This started with a WhatsApp message from a doctor friend: "Vik, I spend four hours a day on paperwork. Four hours. I became a doctor to help people, not to type."
So naturally, I decided to build an AI that could handle the documentation while doctors actually, you know, doctor.
The Problem
Here's the dirty secret of modern medicine: doctors spend more time documenting than treating. After every consultation, they need to write up symptoms, potential diagnoses, treatment plans, follow-ups. All in professional medical language, all compliant with record-keeping standards.
My doctor friend described his typical day: see a patient for 15 minutes, spend 20 minutes writing notes about it. See another patient. More notes. By the time he's done, he's exhausted and hasn't even started on the complex cases.
The existing solutions? Either prohibitively expensive enterprise software, or voice-to-text tools that produce word salad requiring heavy editing. Neither actually solved the problem.
The Stack
Building this thing required more moving parts than I initially anticipated. The core challenge: real-time transcription with speaker identification, AI that understands medical context, and a workflow doctors could actually use during consultations.
Frontend: Next.js 15 with React 19. Went with the App Router because I apparently enjoy pain. TailwindCSS and Shadcn UI for the interface. The whole thing needs to work on tablets since doctors don't sit at desks during consultations.
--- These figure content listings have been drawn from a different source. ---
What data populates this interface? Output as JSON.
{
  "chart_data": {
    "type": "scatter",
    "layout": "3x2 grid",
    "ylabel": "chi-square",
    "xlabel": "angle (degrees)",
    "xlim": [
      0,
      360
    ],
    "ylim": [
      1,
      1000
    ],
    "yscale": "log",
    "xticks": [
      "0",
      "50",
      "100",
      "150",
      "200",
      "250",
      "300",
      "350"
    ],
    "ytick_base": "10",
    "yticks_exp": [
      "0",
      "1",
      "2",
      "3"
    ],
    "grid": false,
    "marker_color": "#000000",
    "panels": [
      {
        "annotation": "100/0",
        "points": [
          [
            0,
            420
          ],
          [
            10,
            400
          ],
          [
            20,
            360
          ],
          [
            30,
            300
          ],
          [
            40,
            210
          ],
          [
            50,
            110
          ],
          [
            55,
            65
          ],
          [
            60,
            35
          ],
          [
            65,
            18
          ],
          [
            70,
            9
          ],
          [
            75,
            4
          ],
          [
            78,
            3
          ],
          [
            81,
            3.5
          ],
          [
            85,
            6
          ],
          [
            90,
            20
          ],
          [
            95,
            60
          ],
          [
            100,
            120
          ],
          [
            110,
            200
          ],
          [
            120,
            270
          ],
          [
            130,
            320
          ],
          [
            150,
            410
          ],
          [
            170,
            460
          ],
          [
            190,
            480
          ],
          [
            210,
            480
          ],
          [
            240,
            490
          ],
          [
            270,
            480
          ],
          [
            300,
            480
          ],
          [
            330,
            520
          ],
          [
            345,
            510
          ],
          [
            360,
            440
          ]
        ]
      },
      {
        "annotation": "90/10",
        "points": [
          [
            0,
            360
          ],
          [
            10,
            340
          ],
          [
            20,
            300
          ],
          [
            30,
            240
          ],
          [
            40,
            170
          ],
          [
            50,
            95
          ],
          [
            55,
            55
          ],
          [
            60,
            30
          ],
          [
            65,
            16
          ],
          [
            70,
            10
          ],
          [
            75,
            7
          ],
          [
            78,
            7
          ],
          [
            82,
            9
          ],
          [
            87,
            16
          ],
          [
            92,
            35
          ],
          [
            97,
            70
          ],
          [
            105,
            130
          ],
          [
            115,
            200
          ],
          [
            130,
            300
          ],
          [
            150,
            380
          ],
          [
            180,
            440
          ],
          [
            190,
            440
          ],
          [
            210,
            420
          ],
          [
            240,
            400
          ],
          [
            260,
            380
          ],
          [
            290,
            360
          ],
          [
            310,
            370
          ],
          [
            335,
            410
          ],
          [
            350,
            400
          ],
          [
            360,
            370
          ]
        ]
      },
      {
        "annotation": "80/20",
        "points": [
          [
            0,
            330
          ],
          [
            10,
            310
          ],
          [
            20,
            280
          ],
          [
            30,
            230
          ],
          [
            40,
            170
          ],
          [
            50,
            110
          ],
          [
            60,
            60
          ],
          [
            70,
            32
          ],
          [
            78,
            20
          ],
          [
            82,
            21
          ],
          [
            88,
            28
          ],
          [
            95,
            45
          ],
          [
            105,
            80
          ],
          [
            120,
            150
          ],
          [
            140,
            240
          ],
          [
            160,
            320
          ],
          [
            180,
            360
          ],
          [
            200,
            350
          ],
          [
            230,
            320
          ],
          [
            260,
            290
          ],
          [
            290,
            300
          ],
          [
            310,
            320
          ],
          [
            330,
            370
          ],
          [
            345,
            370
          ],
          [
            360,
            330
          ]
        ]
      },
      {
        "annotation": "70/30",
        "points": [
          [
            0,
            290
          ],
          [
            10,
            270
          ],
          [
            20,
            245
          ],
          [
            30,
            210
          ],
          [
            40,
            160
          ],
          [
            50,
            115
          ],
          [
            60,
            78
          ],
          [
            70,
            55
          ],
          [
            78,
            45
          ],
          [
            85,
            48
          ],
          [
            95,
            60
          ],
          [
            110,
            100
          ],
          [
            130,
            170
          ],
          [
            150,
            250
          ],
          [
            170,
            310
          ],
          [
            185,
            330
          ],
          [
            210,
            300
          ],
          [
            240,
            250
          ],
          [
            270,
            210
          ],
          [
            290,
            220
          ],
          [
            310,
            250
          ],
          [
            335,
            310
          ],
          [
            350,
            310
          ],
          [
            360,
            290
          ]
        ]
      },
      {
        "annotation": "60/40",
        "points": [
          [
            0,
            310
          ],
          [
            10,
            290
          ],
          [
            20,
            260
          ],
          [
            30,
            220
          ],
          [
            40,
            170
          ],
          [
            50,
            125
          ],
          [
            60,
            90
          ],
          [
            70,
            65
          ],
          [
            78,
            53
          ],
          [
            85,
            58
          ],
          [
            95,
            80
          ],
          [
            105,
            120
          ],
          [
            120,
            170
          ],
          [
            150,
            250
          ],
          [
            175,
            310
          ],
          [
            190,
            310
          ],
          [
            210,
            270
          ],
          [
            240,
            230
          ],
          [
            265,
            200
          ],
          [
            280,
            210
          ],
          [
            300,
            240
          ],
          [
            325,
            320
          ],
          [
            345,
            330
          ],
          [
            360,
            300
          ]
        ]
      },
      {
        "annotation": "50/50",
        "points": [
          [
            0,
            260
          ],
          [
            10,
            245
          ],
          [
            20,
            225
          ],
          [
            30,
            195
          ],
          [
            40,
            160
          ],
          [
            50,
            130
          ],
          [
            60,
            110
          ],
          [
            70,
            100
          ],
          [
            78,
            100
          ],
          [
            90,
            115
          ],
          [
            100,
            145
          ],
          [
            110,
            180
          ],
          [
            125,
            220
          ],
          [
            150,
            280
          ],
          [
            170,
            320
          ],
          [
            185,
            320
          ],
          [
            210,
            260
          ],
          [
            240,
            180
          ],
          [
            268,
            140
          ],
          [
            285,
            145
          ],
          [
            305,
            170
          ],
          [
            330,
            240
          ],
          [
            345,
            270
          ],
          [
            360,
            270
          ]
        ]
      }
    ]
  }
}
Backend: Firebase everything. Firestore for patient records and consultations, Firebase Auth for the access control, Firebase Functions for email automation. Firebase App Hosting for deployment because I've learned my lesson about DIY deployment nightmares.
The AI Bits: Deepgram Nova-3 handles the real-time transcription. It's genuinely impressive. Streams audio over WebSocket, returns transcribed text with speaker diarization (automatically figures out who's the doctor and who's the patient). Gemini 2.5 handles the medical analysis and report generation.
Email System: Resend with React Email templates. Sounds simple until you need webhook signature verification, retry logic with exponential backoff, and rate limit handling. Nothing is ever simple.
The Hard Parts
Every project has that moment where you question all your life choices. Mediate had several.
WebSocket Reliability: The initial production deployment was a disaster. Transcription worked perfectly in development, then failed mysteriously in production. Turns out, routing WebSocket connections through Firebase Functions added latency and created weird race conditions.
The fix: unified WebSocket architecture that connects directly to Deepgram in both environments. Environment-aware API key handling (client-side for dev, server-provided for production). Sounds obvious in retrospect. Took me three weeks to figure out.
Report Generation Speed: The first version took 10-15 seconds to generate a report. Doctors would finish a consultation, click "Generate Report," then sit there watching a spinner. Terrible UX.
I optimised the prompts, switched to Gemini Flash for the initial analysis (saving Pro for the final report), and reduced unnecessary context. Got it down to under 2 seconds. A 95% improvement that took embarrassingly long to achieve.
The TypeScript Nightmare: At one point, I had 210 linting errors blocking deployment. Two hundred and ten. The codebase had grown organically (read: messily), and TypeScript was not having it.
I spent a week doing nothing but creating proper interface definitions. ReviewedConsultationData with nested types for symptoms, diagnoses, questions, and follow-ups. Probably should have done that from the start. Hindsight is cruel.
Patient Data Flow: Complex consultation workflows caused patient information to mysteriously vanish between steps. Data would disappear between patient selection and the final report. A ghost in the machine.
The solution was comprehensive data preservation with explicit passing between components. Created a consultation context that maintains all patient data throughout the workflow. Less elegant than I'd like, but it works.
What I Learned
Building for a regulated industry is different. Medical software has compliance requirements, legal implications, and real consequences if something goes wrong. Every AI suggestion needs doctor approval before it goes anywhere. No shortcuts.
Real-time systems are hard. The gap between "working demo" and "production-ready" is enormous. Latency matters. Error handling matters. Reconnection logic matters. All the boring stuff becomes critical.
Also: doctors are surprisingly patient beta testers. My friend and his colleagues have been using the beta, reporting bugs, suggesting features, and generally being more forgiving than I deserve. Healthcare professionals deal with actual life-or-death situations daily; a occasionally buggy app doesn't faze them.
Current Status
Mediate is in beta at mediate-app.com. Version 2.9.1-beta as of writing. A handful of doctors are using it for real consultations, which is both exciting and mildly terrifying.
The core workflow is solid: record consultation, get real-time transcription with speaker identification, review AI-extracted symptoms and diagnoses, approve or edit, generate professional report. Doctors can export to PDF or plain text for their EHR systems.
Still on the roadmap: organisation support for multi-doctor practices, email delivery of reports, and integrations with existing medical record systems. The unglamorous stuff that makes software actually useful in the real world.
My friend no longer spends four hours on paperwork. He's down to about 45 minutes. That's three hours back in his day for seeing patients, or occasionally, having lunch. Progress.